To be completely honest, hanging clothes outside is something I had never done (after all, I grew up in a time then washers and dryers were the norm).  In fact, until we moved to the country house in Wharton, I’d never owned a house that had a clothesline.  And, then I didn’t use it for clothes until one day when the dryer died. 

So, just a few observations

Hanging clothes on a line isn’t bad.  Doesn’t take too long and as long as you start in the early AM, it’s not too hot out there.



Those authors that write about the wonderfulness of sun and breeze dried clothes, towels, sheets – how fresh and soft they are – don’t live here in the humid part of the universe.
  

Letting sheets dry on a clothesline is ok.  They are fresh and dry pretty nicely, abet wrinkled.  (Clotheslines, you know, were used daily in the world when everything was ironed, something I never learned how to do and besides why iron sheets – they’re just going to get wrinkled when you go to bed).

 

Anything else dries like a board – towels are almost impossible to fold and clothes are itchy.

And speaking of washers and dryers.  I’ve never used or had anything other than a normal washer/dryer set. 

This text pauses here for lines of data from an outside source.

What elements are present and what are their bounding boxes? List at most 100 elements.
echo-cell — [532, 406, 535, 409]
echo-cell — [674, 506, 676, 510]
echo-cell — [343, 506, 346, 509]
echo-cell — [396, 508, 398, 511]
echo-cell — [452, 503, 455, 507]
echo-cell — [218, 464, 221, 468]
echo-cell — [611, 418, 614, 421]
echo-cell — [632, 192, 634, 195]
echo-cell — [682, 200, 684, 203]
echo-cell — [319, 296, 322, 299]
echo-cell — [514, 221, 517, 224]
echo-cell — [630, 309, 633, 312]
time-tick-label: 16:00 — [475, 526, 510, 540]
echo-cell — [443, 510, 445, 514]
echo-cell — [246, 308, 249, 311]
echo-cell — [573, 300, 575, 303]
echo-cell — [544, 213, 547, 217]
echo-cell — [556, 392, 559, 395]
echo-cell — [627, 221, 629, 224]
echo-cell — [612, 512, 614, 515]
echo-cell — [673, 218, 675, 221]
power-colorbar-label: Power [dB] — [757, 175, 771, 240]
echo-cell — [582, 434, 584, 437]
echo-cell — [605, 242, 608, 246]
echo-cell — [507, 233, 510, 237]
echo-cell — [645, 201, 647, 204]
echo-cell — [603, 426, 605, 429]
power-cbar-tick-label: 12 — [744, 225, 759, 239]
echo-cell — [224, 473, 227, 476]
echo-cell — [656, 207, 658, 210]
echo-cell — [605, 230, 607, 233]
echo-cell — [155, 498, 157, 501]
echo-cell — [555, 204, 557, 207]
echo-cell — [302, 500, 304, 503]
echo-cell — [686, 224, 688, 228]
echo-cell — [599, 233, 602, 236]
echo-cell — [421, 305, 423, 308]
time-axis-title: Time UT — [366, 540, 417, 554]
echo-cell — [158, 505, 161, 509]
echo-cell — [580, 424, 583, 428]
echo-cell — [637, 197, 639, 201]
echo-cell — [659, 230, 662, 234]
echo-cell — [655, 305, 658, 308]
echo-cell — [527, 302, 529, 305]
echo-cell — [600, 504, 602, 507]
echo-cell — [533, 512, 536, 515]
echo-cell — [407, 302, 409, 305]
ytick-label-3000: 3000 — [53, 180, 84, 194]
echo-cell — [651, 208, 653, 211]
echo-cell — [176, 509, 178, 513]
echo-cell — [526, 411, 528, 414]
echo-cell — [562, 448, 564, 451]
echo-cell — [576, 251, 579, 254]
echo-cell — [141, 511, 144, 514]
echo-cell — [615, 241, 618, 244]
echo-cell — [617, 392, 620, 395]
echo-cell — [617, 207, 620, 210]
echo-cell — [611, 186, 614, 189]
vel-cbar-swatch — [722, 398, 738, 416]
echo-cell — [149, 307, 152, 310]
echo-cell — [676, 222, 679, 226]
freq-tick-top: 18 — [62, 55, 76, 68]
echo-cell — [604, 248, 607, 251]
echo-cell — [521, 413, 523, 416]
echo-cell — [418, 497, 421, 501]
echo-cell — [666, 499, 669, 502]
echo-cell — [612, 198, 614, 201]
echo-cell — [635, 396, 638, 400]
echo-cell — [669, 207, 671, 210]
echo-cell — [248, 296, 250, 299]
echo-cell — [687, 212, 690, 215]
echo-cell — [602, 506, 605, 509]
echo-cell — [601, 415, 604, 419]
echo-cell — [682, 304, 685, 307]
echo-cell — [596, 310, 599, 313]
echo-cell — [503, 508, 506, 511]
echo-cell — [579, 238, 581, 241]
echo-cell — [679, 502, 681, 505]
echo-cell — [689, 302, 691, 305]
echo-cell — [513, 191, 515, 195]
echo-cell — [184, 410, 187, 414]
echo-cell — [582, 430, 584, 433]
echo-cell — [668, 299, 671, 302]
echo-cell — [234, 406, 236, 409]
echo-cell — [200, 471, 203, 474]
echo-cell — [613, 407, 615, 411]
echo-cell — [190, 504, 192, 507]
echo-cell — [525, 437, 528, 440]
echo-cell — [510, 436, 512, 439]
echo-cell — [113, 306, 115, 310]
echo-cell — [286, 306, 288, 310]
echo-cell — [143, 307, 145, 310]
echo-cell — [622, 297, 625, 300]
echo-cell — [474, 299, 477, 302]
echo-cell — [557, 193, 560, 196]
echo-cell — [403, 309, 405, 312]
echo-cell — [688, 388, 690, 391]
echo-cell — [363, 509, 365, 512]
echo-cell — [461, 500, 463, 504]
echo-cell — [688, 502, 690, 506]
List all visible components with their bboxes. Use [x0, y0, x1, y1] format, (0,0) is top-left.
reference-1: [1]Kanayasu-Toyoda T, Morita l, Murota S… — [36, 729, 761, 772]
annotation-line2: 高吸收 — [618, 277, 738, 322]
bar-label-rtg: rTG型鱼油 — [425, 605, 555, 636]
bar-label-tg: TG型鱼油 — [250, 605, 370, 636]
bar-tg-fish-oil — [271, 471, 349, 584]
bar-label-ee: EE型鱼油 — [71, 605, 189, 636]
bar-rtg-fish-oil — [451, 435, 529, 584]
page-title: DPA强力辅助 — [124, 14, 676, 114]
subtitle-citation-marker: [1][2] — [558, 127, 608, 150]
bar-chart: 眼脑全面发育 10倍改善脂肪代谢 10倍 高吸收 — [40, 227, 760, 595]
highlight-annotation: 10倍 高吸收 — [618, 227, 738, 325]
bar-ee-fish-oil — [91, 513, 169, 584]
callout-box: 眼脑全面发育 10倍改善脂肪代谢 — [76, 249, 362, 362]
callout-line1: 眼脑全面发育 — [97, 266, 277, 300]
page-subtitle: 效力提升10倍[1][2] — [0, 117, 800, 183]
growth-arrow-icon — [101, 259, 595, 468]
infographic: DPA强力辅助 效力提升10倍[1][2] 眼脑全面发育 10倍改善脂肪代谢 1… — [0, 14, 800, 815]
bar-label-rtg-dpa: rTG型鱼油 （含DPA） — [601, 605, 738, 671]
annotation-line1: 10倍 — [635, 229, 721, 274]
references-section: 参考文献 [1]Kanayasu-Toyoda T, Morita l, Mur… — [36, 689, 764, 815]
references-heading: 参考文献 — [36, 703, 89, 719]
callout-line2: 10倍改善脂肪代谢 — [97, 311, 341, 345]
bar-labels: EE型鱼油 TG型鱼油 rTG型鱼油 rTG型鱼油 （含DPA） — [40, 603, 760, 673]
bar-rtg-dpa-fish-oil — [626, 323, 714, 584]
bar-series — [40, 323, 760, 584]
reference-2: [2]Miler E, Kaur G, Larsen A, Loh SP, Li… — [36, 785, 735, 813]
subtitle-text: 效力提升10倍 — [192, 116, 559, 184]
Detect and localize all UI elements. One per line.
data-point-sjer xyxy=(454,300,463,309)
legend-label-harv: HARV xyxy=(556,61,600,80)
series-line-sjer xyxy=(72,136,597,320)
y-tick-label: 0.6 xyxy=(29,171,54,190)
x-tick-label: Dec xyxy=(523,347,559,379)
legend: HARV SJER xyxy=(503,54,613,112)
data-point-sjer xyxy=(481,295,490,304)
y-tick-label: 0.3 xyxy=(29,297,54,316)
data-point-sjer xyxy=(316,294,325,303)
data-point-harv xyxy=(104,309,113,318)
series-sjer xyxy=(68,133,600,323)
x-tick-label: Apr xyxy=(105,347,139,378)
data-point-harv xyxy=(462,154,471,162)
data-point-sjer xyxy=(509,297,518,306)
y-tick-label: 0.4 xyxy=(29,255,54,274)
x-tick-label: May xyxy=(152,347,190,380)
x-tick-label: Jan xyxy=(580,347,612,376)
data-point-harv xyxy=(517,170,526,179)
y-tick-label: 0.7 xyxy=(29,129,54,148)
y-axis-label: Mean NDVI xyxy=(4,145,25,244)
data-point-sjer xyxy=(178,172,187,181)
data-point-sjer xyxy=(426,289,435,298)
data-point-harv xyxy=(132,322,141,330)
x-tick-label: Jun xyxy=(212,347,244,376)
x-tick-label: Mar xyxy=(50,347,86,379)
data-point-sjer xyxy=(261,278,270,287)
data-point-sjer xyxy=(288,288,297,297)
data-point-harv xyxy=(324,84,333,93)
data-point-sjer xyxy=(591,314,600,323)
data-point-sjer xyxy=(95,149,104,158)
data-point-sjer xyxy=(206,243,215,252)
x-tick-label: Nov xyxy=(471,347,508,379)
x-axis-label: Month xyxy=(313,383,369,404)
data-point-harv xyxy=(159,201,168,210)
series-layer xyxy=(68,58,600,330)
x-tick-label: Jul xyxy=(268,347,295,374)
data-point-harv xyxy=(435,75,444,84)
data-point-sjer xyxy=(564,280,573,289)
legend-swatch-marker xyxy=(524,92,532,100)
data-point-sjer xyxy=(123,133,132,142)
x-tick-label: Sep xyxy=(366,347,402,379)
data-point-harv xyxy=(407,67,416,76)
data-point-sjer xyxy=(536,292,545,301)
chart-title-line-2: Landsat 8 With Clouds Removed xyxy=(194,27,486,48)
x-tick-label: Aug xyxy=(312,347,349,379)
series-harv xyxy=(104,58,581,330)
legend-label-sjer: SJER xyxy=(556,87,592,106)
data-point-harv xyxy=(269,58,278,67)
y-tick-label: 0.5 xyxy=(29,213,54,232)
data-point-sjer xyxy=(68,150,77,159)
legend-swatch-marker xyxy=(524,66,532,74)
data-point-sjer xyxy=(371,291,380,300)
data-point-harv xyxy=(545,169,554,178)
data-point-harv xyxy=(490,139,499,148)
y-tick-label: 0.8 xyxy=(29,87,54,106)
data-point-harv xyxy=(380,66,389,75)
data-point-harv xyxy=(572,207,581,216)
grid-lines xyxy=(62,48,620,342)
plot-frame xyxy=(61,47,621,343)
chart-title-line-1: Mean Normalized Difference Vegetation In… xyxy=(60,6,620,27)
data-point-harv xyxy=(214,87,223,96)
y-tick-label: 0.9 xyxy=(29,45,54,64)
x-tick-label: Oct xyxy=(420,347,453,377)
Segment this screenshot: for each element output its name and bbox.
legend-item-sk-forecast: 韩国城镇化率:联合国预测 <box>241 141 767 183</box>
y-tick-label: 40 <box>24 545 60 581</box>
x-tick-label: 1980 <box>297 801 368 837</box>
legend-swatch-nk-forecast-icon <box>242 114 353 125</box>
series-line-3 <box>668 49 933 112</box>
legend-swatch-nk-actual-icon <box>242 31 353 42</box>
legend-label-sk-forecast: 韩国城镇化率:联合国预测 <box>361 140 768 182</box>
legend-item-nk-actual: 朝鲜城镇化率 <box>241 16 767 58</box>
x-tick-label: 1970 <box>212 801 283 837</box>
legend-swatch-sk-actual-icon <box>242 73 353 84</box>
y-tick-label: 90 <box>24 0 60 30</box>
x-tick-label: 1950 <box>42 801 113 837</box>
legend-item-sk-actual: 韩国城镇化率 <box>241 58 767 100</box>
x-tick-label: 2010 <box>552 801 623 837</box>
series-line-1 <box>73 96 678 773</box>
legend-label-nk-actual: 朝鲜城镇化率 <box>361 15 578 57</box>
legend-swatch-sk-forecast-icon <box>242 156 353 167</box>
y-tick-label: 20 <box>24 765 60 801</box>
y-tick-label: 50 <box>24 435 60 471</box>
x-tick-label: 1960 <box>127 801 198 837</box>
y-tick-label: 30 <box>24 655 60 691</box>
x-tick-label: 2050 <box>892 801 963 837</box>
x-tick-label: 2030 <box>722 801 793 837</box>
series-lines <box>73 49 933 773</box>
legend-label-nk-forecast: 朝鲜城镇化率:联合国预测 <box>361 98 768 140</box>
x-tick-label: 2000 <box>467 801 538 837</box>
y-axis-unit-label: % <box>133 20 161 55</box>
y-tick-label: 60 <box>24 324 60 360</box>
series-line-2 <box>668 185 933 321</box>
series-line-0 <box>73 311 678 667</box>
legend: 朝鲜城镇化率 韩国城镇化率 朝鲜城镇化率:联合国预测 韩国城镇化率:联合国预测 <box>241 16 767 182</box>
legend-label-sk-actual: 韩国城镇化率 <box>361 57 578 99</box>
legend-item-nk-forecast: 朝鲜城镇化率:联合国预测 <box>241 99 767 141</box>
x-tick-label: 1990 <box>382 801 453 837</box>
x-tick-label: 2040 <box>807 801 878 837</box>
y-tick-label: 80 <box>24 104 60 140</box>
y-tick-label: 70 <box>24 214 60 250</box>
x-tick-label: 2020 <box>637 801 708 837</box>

However, when I was very young, my aunt who lived in East Texas, had one of the wringer types.  I remember she would roll it outside to the back porch and run it there.  It was fun to help her catch the wrung-out clothes after they were fed through the wringers.  Afterwards, they would be hung on a clothesline to dry.  I don’t think she thought it was as much fun.  I remember when she got a washer/dryer set (probably in the early 1960s) she was much happier.



Can you tell?  I’ve been finishing up laundry today and my mind is obviously wandering over curious things.

I do occasionally read my horoscope.  Today’s says –

“This is not a great day to make big decisions or purchases. Today would be best spent curled up with a good book.”

I have a new book so I think I’ll follow the horoscope advise.